Stafford gets ready for spotlight

ATHENS – Most days, Page Stafford loves being Matthew Stafford's big sister. At just 16 months apart, they grew up hip to athletic hip, mostly in Dallas, Texas, and they're now best friends in Athens, Ga. There are times, though, when she'd rather just be Page Smith or Page Jones.

Like the night a fellow UGA student learned she was the sister of the most talked-about Bulldog freshman since Quincy Carter and got down on the floor of a restaurant and kissed her feet.

"It was awful," she said. "I was like, ‘Please get up.'"

It's still strange to Page, a sophomore, that Bulldog Nation is so willing to genuflect to her little brother, or, in lieu of that, anyone who played catch with him the backyard.

"I definitely get some people coming up asking crazy questions," said Page, a former high school and club volleyball player in Texas. "Most of the time I think it's really fun. I love having him here and just being able to go get lunch and do different things, but there are definitely some points when it might get a little irritating."

Matthew Stafford isn't sure his sister's choice of school would have affected his recruiting, but he's glad for the familiar face.

"I definitely wanted to be close to some sort of family," he said.

Matthew Stafford doesn't have any feet-kissing stories. He's tried to insulate himself as much as possible from the hype surrounding his position in the four-man race to be the Bulldogs' next starting quarterback, a race that began officially Saturday with the first practice of the 2006 season.

"I haven't really noticed," he said. "I don't really read too much. I mean I read, but not the paper. I hear it from a lot of different places, but you can't trust everything that somebody tells you that they saw was written."

More has been said and written about Stafford than probably any fourth-string quarterback in college football history. He's not expected to remain fourth string for long, but that's where he started Saturday, behind Joe Tereshinski, Blake Barnes and Joe Cox.

The initial pecking order was based solely on seniority, and Stafford expects that to be a factor throughout the competition.

"It's definitely something you can't get away from," he said. "When you're thinking, ‘We have this guy who's a senior, this guy's a junior, this guy's a sophomore, this guy's a … wow this guy's young.'"

He tried to age as quickly as possible this summer during the team's seven-on-seven passing drills.

"By the end of the summer, I was calling the plays and motions and all that kind of stuff to something I thought would work, not just something I knew was a play," he said. "I felt a lot more comfortable calling some double cuts and stuff."

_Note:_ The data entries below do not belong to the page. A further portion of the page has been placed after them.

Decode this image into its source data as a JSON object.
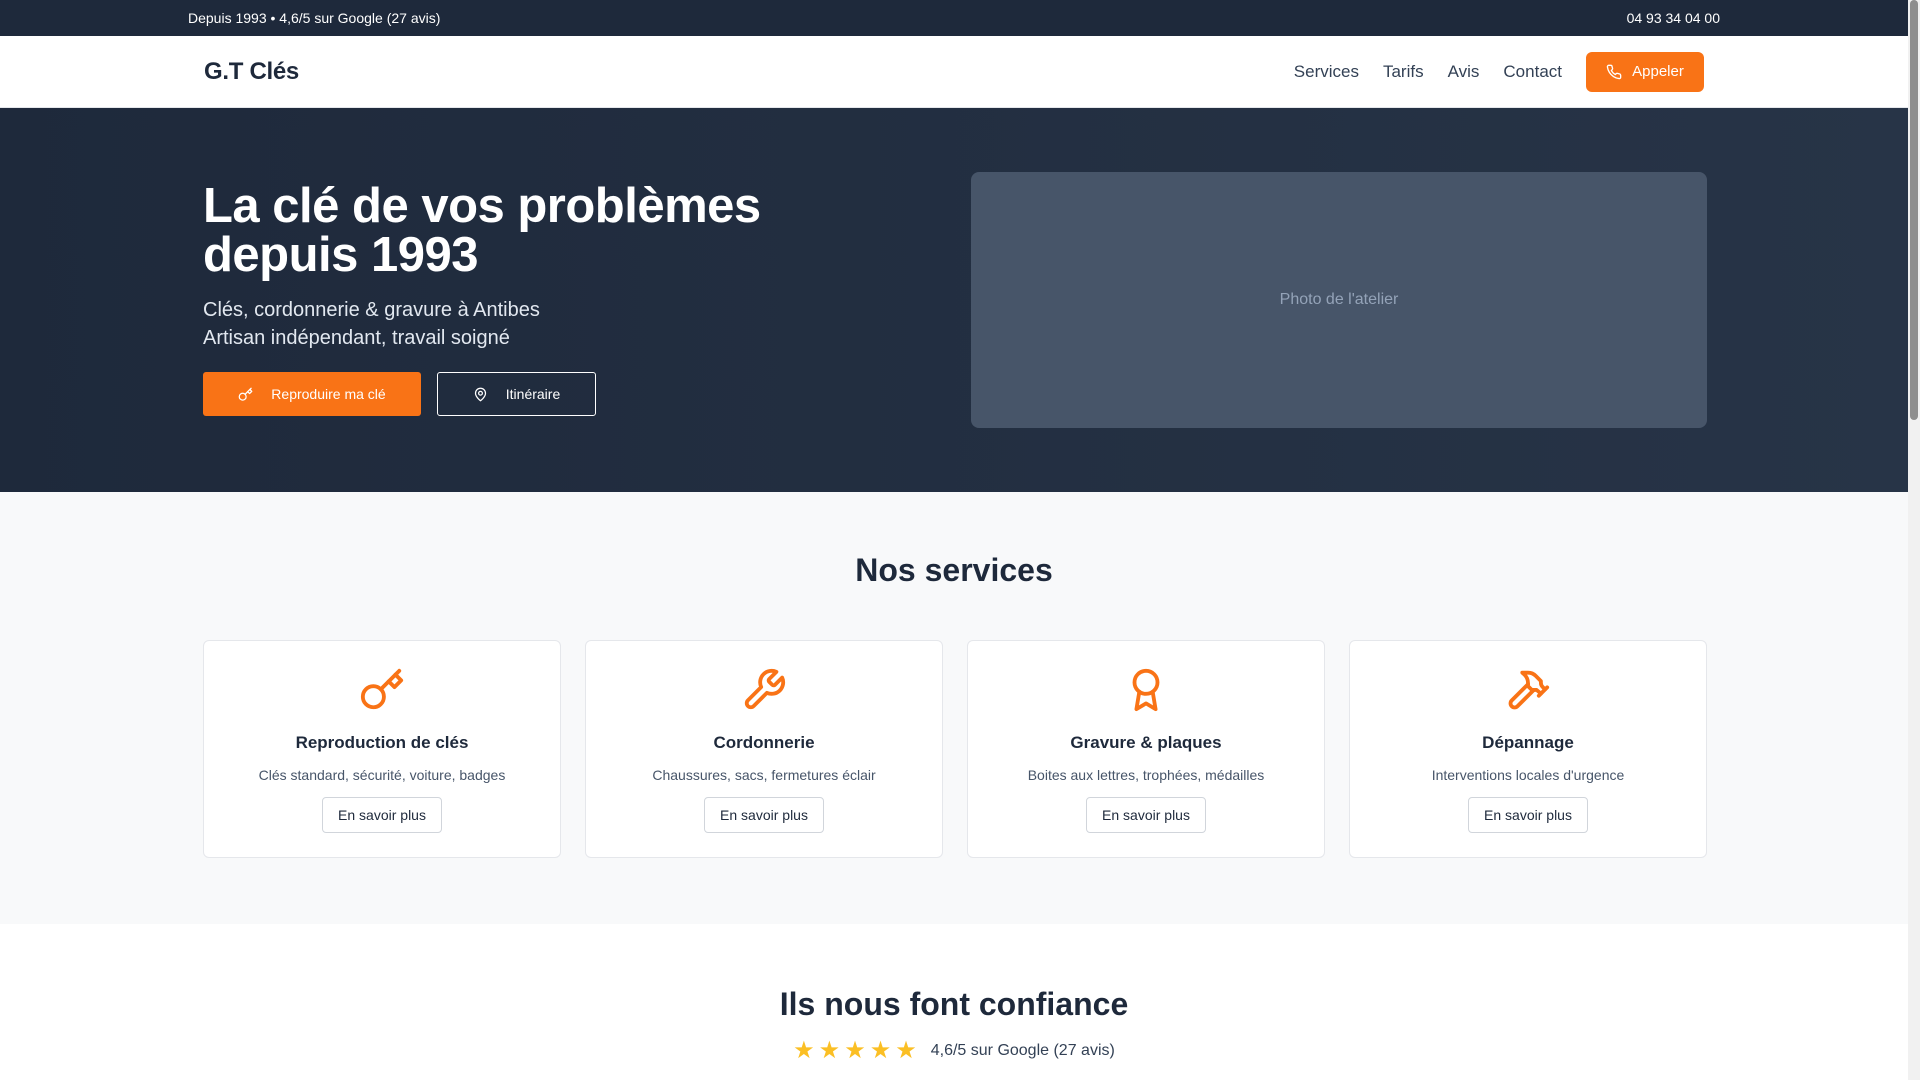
{
  "topbar": {
    "tagline": "Depuis 1993 • 4,6/5 sur Google (27 avis)",
    "phone": "04 93 34 04 00"
  },
  "header": {
    "logo": "G.T Clés",
    "nav": [
      "Services",
      "Tarifs",
      "Avis",
      "Contact"
    ],
    "call_label": "Appeler"
  },
  "hero": {
    "title_line1": "La clé de vos problèmes",
    "title_line2": "depuis 1993",
    "subtitle_line1": "Clés, cordonnerie & gravure à Antibes",
    "subtitle_line2": "Artisan indépendant, travail soigné",
    "primary_label": "Reproduire ma clé",
    "secondary_label": "Itinéraire",
    "photo_placeholder": "Photo de l'atelier"
  },
  "services": {
    "heading": "Nos services",
    "items": [
      {
        "title": "Reproduction de clés",
        "desc": "Clés standard, sécurité, voiture, badges",
        "button": "En savoir plus",
        "icon": "key-icon"
      },
      {
        "title": "Cordonnerie",
        "desc": "Chaussures, sacs, fermetures éclair",
        "button": "En savoir plus",
        "icon": "wrench-icon"
      },
      {
        "title": "Gravure & plaques",
        "desc": "Boites aux lettres, trophées, médailles",
        "button": "En savoir plus",
        "icon": "award-icon"
      },
      {
        "title": "Dépannage",
        "desc": "Interventions locales d'urgence",
        "button": "En savoir plus",
        "icon": "hammer-icon"
      }
    ]
  },
  "reviews": {
    "heading": "Ils nous font confiance",
    "stars": 5,
    "rating_text": "4,6/5 sur Google (27 avis)"
  },
  "colors": {
    "accent": "#f97316",
    "dark": "#1e293b",
    "star": "#fbbf24"
  }
}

NCAA rules forbid coaches from overseeing summer workouts, so Tereshinski served as the quarterbacks coach this summer.

"I had run all the basic plays, and I'd say, ‘I'm running out, tell me something,'" Stafford said. "He'd be like, ‘Here it is.'" Stafford professes not to be nervous about the upcoming month, which is something his sister can't claim.

"I was nervous in high school games," she said, "so I can't imagine what it's going to be like with my little brother playing football in the SEC."

Page Stafford enrolled at UGA one semester before Matthew, joined a sorority and had just enough time to make a name for herself with her friends before becoming The Other Stafford.

"When he comes up they're more like, ‘Oh, he's your brother,'" Page Stafford said, "not, ‘I'm his sister.'"

That won't last long if little brother becomes Georgia's starting quarterback. The foot-kissing line won't get any shorter either.